从kafka中读取指定的topic，根据中间内容的不同，写入不同的文件中。

文件按照日期区分。

#!/usr/bin/env python

# -*- coding: utf-8 -*-

# @Time    : 2018/4/9 11:49

# @Author  : baoshan

# @Site    :

# @File    : readTraceFromKafkaStreamingToJson.py

# @Software: PyCharm Community Edition

from pyspark import SparkContext

from pyspark.streaming import StreamingContext

from pyspark.streaming.kafka import KafkaUtils

import datetime

import json

import time

from collections import defaultdict

import subprocess

class KafkaMessageParse:

    def extractFromKafka(self, kafkainfo):

        if type(kafkainfo) is tuple and len(kafkainfo) == 2:

            return kafkainfo[1]

    def lineFromLines(self, lines):

        if lines is not None and len(lines) > 0:

            return lines.strip().split("\n")

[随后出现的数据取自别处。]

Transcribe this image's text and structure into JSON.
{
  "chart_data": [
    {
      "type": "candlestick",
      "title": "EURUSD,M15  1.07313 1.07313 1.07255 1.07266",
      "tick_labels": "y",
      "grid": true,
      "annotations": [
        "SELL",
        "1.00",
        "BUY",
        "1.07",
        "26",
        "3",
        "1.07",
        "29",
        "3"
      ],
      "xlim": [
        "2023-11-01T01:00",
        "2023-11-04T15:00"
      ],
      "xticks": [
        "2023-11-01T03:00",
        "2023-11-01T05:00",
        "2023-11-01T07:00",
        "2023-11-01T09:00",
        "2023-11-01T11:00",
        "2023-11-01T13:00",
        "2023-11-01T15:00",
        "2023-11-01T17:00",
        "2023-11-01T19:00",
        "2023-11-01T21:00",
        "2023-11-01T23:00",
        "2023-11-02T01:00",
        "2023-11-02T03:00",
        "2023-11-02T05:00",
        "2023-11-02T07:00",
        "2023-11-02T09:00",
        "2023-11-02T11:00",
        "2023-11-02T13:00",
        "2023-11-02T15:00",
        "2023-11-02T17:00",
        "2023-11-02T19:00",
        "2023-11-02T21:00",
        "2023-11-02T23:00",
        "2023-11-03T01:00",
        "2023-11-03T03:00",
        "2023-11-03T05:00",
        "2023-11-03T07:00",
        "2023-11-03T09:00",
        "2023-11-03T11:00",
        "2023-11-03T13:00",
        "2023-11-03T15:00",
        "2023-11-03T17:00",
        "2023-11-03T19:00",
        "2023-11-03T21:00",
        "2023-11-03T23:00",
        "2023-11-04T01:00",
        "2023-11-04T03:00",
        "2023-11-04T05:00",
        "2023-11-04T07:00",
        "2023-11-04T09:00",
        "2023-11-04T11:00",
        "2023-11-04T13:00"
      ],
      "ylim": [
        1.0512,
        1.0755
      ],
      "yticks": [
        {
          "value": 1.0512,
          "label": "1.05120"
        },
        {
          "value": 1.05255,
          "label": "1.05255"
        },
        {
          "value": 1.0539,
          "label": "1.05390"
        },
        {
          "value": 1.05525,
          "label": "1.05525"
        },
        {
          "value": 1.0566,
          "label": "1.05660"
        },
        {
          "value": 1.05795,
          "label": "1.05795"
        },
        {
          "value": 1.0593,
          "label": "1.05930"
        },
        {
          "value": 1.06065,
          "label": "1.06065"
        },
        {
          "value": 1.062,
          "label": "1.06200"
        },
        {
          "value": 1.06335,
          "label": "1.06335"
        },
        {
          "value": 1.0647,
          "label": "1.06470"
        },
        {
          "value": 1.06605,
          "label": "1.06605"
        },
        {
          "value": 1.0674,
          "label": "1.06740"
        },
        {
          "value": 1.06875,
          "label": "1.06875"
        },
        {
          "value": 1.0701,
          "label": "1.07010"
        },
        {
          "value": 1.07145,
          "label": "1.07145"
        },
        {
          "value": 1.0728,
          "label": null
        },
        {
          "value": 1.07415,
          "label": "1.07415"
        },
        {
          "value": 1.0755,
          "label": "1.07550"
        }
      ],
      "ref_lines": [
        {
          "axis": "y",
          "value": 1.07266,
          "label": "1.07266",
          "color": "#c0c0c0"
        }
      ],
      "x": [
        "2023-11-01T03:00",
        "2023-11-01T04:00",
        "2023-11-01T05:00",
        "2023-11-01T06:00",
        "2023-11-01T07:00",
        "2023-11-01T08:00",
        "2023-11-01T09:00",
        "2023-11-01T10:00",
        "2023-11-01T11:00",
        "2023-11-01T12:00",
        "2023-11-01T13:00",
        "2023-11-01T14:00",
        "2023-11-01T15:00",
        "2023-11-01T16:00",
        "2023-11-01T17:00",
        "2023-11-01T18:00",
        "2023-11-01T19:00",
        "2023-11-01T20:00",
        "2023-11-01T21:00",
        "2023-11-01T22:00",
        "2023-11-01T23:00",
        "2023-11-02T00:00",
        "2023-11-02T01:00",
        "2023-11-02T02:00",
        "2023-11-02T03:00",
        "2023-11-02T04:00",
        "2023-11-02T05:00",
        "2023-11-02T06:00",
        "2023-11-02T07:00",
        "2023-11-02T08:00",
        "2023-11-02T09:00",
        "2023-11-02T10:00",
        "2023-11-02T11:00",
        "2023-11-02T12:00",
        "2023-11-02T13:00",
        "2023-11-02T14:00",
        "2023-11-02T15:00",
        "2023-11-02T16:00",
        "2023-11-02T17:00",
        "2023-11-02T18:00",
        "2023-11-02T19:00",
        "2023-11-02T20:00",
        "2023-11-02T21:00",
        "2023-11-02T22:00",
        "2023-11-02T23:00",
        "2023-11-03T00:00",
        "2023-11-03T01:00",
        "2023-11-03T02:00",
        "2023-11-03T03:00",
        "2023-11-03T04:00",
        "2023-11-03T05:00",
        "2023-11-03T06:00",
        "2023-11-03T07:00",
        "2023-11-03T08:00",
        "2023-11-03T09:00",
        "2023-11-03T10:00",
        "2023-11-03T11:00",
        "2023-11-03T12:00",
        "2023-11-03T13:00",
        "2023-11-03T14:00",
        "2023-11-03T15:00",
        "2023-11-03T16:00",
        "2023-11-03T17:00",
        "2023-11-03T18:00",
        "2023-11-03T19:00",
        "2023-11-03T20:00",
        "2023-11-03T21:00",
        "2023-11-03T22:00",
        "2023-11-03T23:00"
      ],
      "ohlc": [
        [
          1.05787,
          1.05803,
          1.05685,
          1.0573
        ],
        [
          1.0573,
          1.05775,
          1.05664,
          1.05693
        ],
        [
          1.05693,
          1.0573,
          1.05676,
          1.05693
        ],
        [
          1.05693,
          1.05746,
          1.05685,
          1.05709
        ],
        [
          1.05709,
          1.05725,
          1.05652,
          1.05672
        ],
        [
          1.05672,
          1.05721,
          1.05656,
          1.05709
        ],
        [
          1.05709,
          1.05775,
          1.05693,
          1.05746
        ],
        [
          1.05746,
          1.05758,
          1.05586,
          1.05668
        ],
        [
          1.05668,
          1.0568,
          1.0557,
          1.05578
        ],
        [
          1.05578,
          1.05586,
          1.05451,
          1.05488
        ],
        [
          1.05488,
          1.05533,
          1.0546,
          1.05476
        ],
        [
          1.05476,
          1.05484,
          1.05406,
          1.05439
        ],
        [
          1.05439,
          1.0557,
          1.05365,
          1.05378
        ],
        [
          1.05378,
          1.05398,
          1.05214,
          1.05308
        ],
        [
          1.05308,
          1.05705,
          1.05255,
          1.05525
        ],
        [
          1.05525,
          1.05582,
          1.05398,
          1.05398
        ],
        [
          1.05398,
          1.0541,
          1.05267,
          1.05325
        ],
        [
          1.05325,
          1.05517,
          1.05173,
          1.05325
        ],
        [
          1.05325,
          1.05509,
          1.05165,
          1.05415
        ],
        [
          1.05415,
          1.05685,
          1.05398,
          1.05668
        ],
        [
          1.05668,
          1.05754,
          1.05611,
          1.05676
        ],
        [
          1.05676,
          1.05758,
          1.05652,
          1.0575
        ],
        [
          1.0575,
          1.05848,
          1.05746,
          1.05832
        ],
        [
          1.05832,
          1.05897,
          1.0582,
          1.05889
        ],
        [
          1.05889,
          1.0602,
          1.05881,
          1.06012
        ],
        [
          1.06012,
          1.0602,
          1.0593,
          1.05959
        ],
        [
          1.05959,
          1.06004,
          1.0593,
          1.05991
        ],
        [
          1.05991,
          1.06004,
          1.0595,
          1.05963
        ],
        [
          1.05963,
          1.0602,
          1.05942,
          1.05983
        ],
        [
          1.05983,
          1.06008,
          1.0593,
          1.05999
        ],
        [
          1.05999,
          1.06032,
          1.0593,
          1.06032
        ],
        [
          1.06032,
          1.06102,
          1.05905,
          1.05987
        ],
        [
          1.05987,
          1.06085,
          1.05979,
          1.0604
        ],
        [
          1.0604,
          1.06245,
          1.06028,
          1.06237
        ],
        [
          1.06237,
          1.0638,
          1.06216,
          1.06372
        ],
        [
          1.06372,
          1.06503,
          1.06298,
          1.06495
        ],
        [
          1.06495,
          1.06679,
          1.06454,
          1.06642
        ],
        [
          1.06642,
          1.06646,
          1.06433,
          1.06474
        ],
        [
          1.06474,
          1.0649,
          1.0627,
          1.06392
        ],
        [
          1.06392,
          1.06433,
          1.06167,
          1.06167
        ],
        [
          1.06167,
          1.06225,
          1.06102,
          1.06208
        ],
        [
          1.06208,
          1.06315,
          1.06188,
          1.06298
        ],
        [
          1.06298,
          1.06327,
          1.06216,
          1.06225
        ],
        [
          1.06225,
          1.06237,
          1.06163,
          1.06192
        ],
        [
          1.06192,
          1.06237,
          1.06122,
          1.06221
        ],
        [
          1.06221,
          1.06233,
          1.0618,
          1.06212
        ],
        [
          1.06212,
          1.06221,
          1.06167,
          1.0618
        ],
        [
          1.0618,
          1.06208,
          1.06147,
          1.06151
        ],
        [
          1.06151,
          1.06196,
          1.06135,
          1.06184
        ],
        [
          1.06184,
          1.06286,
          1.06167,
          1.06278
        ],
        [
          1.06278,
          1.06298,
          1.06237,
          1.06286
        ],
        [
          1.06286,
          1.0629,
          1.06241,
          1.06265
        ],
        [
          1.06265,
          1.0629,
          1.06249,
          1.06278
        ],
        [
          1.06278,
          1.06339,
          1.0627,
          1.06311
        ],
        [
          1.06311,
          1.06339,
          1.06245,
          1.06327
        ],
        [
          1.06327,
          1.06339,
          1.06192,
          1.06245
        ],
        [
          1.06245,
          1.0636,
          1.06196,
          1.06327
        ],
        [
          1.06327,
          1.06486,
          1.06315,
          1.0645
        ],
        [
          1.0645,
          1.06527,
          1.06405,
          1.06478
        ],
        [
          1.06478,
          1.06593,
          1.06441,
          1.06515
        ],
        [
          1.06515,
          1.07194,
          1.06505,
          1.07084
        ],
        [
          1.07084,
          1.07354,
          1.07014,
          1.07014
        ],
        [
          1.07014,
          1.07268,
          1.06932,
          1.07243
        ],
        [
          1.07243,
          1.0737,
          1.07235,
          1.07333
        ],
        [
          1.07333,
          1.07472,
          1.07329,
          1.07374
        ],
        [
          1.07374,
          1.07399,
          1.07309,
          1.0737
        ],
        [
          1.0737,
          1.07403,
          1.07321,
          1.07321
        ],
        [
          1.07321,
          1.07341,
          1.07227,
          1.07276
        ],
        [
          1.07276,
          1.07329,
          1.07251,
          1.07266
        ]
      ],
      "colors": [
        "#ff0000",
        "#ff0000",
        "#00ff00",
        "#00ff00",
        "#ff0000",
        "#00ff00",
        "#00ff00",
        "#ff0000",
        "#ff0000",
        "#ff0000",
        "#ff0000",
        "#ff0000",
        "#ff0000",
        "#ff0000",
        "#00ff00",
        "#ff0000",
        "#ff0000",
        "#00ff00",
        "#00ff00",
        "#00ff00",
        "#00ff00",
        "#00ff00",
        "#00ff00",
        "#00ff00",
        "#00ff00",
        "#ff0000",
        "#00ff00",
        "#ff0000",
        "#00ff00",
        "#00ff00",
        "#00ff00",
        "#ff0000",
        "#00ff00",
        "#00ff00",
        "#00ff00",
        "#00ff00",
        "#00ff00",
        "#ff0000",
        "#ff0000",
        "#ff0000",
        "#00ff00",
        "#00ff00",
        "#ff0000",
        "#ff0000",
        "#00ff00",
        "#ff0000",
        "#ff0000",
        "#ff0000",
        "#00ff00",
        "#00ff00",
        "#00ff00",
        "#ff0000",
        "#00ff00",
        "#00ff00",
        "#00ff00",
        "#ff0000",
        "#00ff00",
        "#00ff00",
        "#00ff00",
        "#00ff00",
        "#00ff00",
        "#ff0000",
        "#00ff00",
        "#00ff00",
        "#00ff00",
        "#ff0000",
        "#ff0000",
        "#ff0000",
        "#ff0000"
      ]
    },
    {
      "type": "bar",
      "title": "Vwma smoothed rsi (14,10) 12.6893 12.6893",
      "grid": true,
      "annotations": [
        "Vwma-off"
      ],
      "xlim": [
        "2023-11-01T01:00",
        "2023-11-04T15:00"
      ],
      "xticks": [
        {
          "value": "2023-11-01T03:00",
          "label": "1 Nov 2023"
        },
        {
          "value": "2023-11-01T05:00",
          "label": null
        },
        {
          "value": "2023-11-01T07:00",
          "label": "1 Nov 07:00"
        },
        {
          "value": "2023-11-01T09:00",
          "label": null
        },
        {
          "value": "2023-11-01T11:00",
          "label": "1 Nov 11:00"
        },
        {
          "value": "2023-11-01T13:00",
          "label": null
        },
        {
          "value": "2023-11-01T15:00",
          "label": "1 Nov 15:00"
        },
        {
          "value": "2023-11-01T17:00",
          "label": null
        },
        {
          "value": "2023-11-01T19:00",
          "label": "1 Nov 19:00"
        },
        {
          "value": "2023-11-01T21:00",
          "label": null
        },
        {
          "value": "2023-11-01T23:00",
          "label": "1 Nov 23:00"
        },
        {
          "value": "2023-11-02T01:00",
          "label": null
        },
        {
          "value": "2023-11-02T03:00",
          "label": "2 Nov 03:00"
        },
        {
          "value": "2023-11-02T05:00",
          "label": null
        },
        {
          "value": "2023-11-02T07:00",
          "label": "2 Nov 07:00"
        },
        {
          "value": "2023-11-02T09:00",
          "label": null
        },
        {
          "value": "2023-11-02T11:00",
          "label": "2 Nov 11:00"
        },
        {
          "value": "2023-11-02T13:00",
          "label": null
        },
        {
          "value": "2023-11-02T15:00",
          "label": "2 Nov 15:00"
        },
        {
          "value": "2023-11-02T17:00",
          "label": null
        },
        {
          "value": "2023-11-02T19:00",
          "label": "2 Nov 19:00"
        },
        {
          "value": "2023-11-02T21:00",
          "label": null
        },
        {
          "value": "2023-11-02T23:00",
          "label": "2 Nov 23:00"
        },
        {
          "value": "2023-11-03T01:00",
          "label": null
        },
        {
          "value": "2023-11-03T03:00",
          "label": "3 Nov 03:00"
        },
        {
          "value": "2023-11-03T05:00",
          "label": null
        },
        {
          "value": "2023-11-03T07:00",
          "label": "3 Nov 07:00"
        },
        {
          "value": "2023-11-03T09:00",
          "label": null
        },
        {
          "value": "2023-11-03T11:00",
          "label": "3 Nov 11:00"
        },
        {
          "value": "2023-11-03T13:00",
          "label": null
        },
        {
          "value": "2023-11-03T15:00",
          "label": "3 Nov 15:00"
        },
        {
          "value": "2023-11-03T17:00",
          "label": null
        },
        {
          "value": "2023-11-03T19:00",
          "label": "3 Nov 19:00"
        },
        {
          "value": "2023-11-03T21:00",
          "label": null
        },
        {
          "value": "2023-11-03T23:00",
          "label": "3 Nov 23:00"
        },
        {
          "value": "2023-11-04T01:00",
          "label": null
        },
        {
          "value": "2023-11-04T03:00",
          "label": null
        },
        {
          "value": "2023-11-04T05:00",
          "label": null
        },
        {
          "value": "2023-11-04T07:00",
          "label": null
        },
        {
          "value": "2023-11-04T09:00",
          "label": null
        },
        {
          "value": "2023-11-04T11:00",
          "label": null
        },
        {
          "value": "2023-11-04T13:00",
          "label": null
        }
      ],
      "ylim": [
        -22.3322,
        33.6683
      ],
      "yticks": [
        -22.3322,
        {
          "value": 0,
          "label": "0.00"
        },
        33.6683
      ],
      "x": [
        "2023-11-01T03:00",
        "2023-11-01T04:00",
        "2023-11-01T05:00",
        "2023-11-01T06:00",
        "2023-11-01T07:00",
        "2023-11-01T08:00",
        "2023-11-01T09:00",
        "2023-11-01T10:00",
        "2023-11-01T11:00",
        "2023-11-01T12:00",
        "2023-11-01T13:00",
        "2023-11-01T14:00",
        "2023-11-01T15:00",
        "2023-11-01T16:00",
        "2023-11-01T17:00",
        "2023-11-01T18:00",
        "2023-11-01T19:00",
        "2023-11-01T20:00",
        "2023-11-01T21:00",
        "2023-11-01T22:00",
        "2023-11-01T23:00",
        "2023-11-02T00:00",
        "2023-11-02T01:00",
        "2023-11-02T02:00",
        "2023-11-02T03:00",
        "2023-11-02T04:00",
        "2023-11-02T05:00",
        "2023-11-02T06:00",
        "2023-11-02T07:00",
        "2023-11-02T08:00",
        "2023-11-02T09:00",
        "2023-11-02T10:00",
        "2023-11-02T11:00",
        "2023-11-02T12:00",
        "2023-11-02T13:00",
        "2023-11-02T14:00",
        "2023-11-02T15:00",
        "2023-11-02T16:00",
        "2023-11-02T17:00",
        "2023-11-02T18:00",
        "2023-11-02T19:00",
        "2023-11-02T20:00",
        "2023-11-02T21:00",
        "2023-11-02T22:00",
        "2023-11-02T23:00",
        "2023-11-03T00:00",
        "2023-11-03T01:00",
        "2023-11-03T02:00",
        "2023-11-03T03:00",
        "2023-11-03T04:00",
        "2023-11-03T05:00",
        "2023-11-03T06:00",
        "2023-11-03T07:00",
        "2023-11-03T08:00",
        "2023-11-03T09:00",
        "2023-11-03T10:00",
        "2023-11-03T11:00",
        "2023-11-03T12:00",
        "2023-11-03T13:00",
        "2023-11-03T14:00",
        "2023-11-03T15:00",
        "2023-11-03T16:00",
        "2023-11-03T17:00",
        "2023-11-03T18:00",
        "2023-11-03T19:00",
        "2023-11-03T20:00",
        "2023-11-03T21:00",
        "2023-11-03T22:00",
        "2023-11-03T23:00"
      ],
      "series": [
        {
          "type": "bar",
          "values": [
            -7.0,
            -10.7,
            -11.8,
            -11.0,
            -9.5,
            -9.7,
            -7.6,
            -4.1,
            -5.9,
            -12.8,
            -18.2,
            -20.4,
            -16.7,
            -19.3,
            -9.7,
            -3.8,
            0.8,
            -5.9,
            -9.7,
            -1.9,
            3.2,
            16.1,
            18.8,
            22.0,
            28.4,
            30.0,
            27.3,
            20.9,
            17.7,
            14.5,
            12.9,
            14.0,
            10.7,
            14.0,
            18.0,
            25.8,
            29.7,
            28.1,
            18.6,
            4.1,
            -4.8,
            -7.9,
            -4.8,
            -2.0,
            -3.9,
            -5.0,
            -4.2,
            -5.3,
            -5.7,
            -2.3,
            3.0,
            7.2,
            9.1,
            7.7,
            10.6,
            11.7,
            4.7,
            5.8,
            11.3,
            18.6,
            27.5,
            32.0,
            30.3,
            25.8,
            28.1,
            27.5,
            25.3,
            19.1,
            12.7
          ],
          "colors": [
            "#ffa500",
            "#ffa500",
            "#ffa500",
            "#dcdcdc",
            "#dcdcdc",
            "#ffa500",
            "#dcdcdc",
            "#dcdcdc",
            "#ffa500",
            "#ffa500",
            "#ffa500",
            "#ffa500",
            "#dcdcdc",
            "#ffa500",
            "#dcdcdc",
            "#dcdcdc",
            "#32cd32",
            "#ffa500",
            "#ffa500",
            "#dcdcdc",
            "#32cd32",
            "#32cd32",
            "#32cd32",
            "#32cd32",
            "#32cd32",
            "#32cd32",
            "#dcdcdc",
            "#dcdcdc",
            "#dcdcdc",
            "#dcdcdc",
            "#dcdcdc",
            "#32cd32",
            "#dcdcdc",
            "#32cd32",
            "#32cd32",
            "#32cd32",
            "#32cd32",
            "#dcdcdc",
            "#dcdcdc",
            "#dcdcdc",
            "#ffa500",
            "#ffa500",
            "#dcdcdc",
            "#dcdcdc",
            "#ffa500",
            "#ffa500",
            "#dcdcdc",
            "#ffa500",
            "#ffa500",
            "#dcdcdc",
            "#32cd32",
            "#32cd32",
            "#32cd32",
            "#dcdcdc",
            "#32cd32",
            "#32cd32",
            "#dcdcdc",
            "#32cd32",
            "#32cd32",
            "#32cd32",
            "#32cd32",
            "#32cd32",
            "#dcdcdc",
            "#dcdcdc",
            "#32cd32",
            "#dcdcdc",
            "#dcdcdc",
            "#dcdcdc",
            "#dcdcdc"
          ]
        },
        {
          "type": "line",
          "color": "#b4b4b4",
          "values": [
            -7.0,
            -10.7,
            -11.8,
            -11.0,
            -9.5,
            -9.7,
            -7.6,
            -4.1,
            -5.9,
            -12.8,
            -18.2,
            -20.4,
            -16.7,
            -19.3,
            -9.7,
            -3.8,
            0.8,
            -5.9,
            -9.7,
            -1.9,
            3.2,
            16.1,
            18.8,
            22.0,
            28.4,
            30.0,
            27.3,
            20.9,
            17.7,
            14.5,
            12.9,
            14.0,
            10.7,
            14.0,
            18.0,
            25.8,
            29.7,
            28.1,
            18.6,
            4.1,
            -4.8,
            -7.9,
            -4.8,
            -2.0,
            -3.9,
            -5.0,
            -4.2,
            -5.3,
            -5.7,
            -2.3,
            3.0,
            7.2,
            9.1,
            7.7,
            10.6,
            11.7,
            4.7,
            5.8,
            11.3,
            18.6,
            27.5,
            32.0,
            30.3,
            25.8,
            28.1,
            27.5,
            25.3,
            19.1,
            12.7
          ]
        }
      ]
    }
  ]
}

    def messageFromLine(self, line):

        if line is not None and "message" in line.keys():

            return line.get("message")

    def extractFromMessage(self, message):

        try:

            jline = json.loads(message)

            result = defaultdict()

            name = jline.get("name")

            if "speech" in name:

                trace_id = jline.get("trace_id")

                parent_id = jline.get("parent_id")

                span_id = jline.get("span_id")

                sa = jline.get("sa")

                sr = jline.get("sr")

                ss = jline.get("ss")

                ret = jline.get("ret")

                result['trace_id'] = trace_id

                result['parent_id'] = parent_id

                result['span_id'] = span_id

                result['name'] = name

                result['sa'] = sa

                result['sr'] = sr

                result['ss'] = ss

                result['ret'] = ret

                annotation = jline.get("annotation")

                try:

                    for anno in annotation:

                        if anno.get("name") == "nlp":

                            debug_log = anno.get("debug_log")

                            debug_log_anno = debug_log[0]

                            asr = debug_log_anno.get("asr")  # asr

                            nlp = debug_log_anno.get("nlp")

                            action = debug_log_anno.get("action")

                            jaction = json.loads(action)

                            response = jaction.get("response")

                            tts = response.get("action").get("directives")[0].get("item").get("tts")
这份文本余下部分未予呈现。